How Terri Attwood might approach Computer Science
The very notion of "computer science" as a distinct discipline presents a fascinating challenge. From my perspective, it's not merely about the intricate dance of ones and zeroes, or the elegant architecture of algorithms. At its heart, it's a fundamental toolkit for understanding, dissecting, and ultimately, manipulating complex systems. The true power, the undeniable significance, lies in its capacity to model and solve problems that were once intractable due to sheer scale or logical complexity.

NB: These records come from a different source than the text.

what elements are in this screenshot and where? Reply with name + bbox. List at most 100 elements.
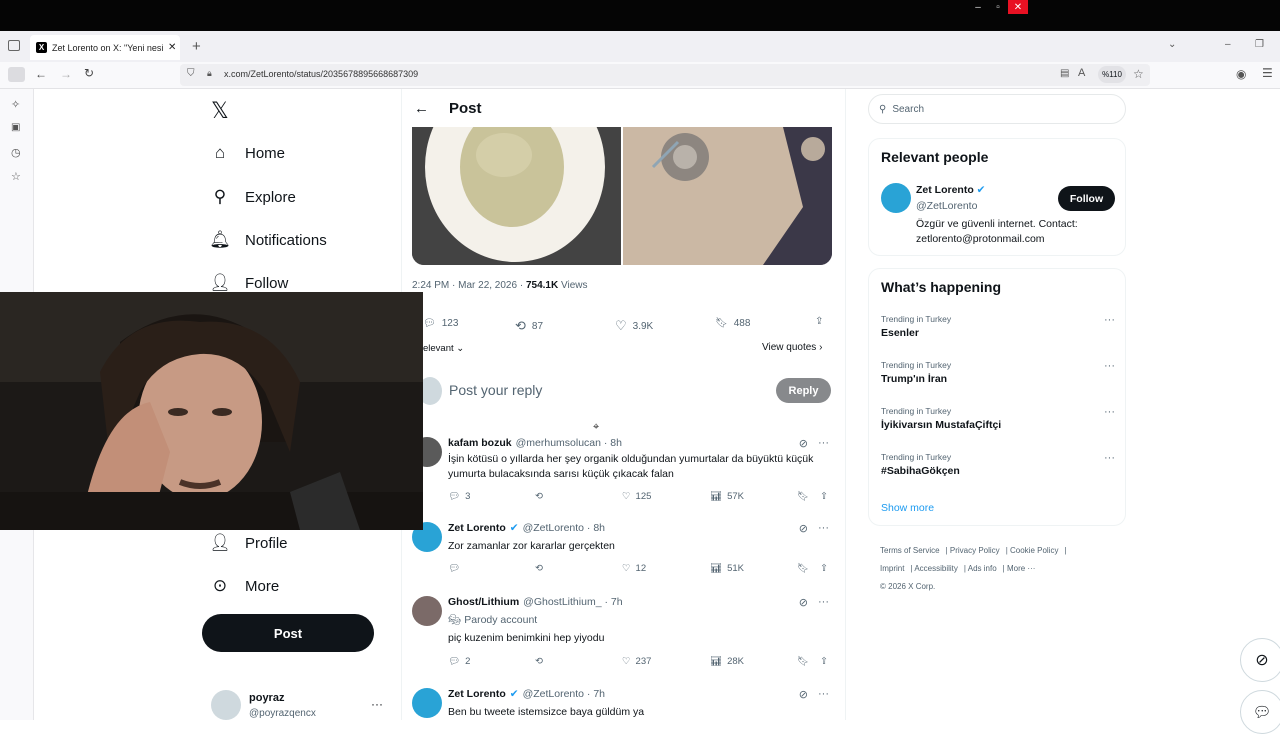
likes-stat[interactable]: ♡ 3.9K <box>615 318 653 334</box>
reply-item[interactable]: Zet Lorento ✔ @ZetLorento · 7h ⊘ ··· Ben … <box>412 688 837 720</box>
reply-share-icon[interactable]: ⇪ <box>820 563 828 574</box>
menu-icon[interactable]: ☰ <box>1262 66 1273 80</box>
reply-repost-action[interactable]: ⟲ <box>535 563 543 574</box>
more-icon[interactable]: ··· <box>818 596 829 609</box>
more-icon[interactable]: ··· <box>1104 360 1115 372</box>
nav-profile[interactable]: 👤︎ Profile <box>209 533 287 553</box>
maximize-icon[interactable]: ▫ <box>988 0 1008 14</box>
translate-icon[interactable]: A <box>1078 67 1085 79</box>
back-icon[interactable]: ← <box>35 67 47 81</box>
person-avatar[interactable] <box>881 183 911 213</box>
avatar[interactable] <box>412 596 442 626</box>
synced-tabs-icon[interactable]: ▣ <box>11 122 20 133</box>
grok-icon[interactable]: ⊘ <box>799 596 808 609</box>
trend-item[interactable]: Trending in Turkey #SabihaGökçen ··· <box>881 452 1117 477</box>
reply-item[interactable]: Zet Lorento ✔ @ZetLorento · 8h ⊘ ··· Zor … <box>412 522 837 587</box>
cookie-link[interactable]: Cookie Policy <box>1010 546 1058 555</box>
trend-item[interactable]: Trending in Turkey Esenler ··· <box>881 314 1117 339</box>
more-icon[interactable]: ··· <box>1104 406 1115 418</box>
forward-icon[interactable]: → <box>60 67 72 81</box>
more-icon[interactable]: ··· <box>1104 452 1115 464</box>
grok-icon[interactable]: ⊘ <box>799 522 808 535</box>
nav-notifications[interactable]: 🔔︎ Notifications <box>209 230 327 250</box>
reply-reply-action[interactable]: 💬︎ 3 <box>448 491 470 502</box>
grok-icon[interactable]: ⊘ <box>799 437 808 450</box>
search-input[interactable]: ⚲ Search <box>868 94 1126 124</box>
reply-views-action[interactable]: 📊︎ 28K <box>710 656 744 667</box>
post-button[interactable]: Post <box>202 614 374 652</box>
back-arrow-icon[interactable]: ← <box>414 100 429 117</box>
trend-item[interactable]: Trending in Turkey Trump'ın İran ··· <box>881 360 1117 385</box>
history-icon[interactable]: ◷ <box>11 146 21 159</box>
accessibility-link[interactable]: Accessibility <box>914 564 958 573</box>
more-icon[interactable]: ··· <box>1104 314 1115 326</box>
grok-floating-icon[interactable]: ⊘ <box>1240 638 1280 682</box>
avatar[interactable] <box>412 688 442 718</box>
reply-views-action[interactable]: 📊︎ 57K <box>710 491 744 502</box>
replies-stat[interactable]: 💬︎ 123 <box>423 318 458 329</box>
close-icon[interactable]: ✕ <box>1008 0 1028 14</box>
bookmarks-icon[interactable]: ☆ <box>11 170 21 183</box>
account-icon[interactable]: ◉ <box>1236 67 1246 81</box>
reply-item[interactable]: kafam bozuk @merhumsolucan · 8h ⊘ ··· İşi… <box>412 437 837 517</box>
reply-bookmark-icon[interactable]: 🔖︎ <box>797 491 809 502</box>
messages-floating-icon[interactable]: 💬︎ <box>1240 690 1280 734</box>
trend-item[interactable]: Trending in Turkey İyikivarsın MustafaÇi… <box>881 406 1117 431</box>
reader-view-icon[interactable]: ▤ <box>1060 68 1069 79</box>
reply-share-icon[interactable]: ⇪ <box>820 656 828 667</box>
nav-more[interactable]: ⊙ More <box>210 576 279 596</box>
reply-share-icon[interactable]: ⇪ <box>820 491 828 502</box>
reply-reply-action[interactable]: 💬︎ <box>448 563 460 574</box>
reply-like-action[interactable]: ♡ 12 <box>622 563 646 574</box>
footer-more-link[interactable]: More ··· <box>1007 564 1035 573</box>
show-more-link[interactable]: Show more <box>881 502 934 514</box>
sidebar-toggle-icon[interactable] <box>8 67 25 82</box>
ads-info-link[interactable]: Ads info <box>968 564 997 573</box>
reply-input[interactable]: Post your reply <box>449 382 542 398</box>
reply-bookmark-icon[interactable]: 🔖︎ <box>797 656 809 667</box>
reply-bookmark-icon[interactable]: 🔖︎ <box>797 563 809 574</box>
reply-author-name[interactable]: kafam bozuk <box>448 437 512 449</box>
more-icon[interactable]: ··· <box>818 437 829 450</box>
post-image-1[interactable] <box>412 127 621 265</box>
lock-icon[interactable]: 🔒︎ <box>207 68 212 79</box>
reply-item[interactable]: Ghost/Lithium @GhostLithium_ · 7h ⊘ ··· 🎭… <box>412 596 837 676</box>
zoom-level[interactable]: %110 <box>1098 66 1126 83</box>
terms-link[interactable]: Terms of Service <box>880 546 940 555</box>
new-tab-icon[interactable]: + <box>192 38 201 55</box>
browser-tab[interactable]: X Zet Lorento on X: "Yeni nesil ço ✕ <box>30 35 180 60</box>
reply-author-name[interactable]: Zet Lorento <box>448 522 506 534</box>
url-text[interactable]: x.com/ZetLorento/status/2035678895668687… <box>224 69 418 79</box>
tab-overview-icon[interactable] <box>8 40 20 51</box>
tab-list-chevron-icon[interactable]: ⌄ <box>1168 39 1176 50</box>
reply-author-name[interactable]: Zet Lorento <box>448 688 506 700</box>
reply-author-name[interactable]: Ghost/Lithium <box>448 596 519 608</box>
reposts-stat[interactable]: ⟲ 87 <box>515 318 543 334</box>
post-image-2[interactable] <box>623 127 832 265</box>
share-icon[interactable]: ⇪ <box>815 316 823 327</box>
reply-views-action[interactable]: 📊︎ 51K <box>710 563 744 574</box>
person-name-row[interactable]: Zet Lorento ✔ <box>916 184 985 196</box>
view-quotes-link[interactable]: View quotes › <box>762 342 822 353</box>
tab-close-icon[interactable]: ✕ <box>168 42 176 53</box>
reply-repost-action[interactable]: ⟲ <box>535 491 543 502</box>
nav-explore[interactable]: ⚲ Explore <box>210 187 296 207</box>
grok-icon[interactable]: ⊘ <box>799 688 808 701</box>
x-logo-icon[interactable]: 𝕏 <box>211 98 229 124</box>
minimize-icon[interactable]: – <box>968 0 988 14</box>
bookmark-star-icon[interactable]: ☆ <box>1133 67 1144 81</box>
nav-home[interactable]: ⌂ Home <box>210 143 285 163</box>
reload-icon[interactable]: ↻ <box>84 66 94 80</box>
reply-repost-action[interactable]: ⟲ <box>535 656 543 667</box>
privacy-link[interactable]: Privacy Policy <box>950 546 1000 555</box>
bookmarks-stat[interactable]: 🔖︎ 488 <box>715 318 750 329</box>
shield-icon[interactable]: ⛉ <box>187 68 195 79</box>
follow-button[interactable]: Follow <box>1058 186 1115 211</box>
ai-chat-icon[interactable]: ✧ <box>11 98 20 111</box>
reply-button[interactable]: Reply <box>776 378 831 403</box>
reply-like-action[interactable]: ♡ 237 <box>622 656 651 667</box>
account-more-icon[interactable]: ··· <box>371 697 383 711</box>
reply-sort-dropdown[interactable]: elevant ⌄ <box>423 343 464 354</box>
imprint-link[interactable]: Imprint <box>880 564 904 573</box>
reply-reply-action[interactable]: 💬︎ 2 <box>448 656 470 667</box>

Consider the biological problems we grapple with daily. How do we decipher the function of a newly sequenced protein? It's a problem of immense data, of subtle correlations, and of underlying rules that govern molecular interactions. "Computer science," in this context, provides the framework. Sequence alignment algorithms, for instance, aren't just about matching characters; they are computational representations of evolutionary relationships, a way to infer historical connections and functional conservation. Motif discovery, similarly, is about identifying recurring patterns—computational "fingerprints"—that signal functional significance.
We need to ground these computational tools in biological reality. It’s not enough to simply devise a clever algorithm; its utility is measured by its ability to accurately predict biological phenomena. This is where the iterative refinement comes in. We develop a model, test it against known biological data, observe its shortcomings, and then refine the model, perhaps by integrating different types of information—structural data, experimental annotations—or by employing more sophisticated statistical methods. The key is to integrate multiple lines of evidence.
So, when I think of "computer science," I see not an abstract theoretical…
Imagined perspective — an AI synthesis grounded in Terri Attwood’s recorded ideas and methods, not a quotation or a statement they actually made.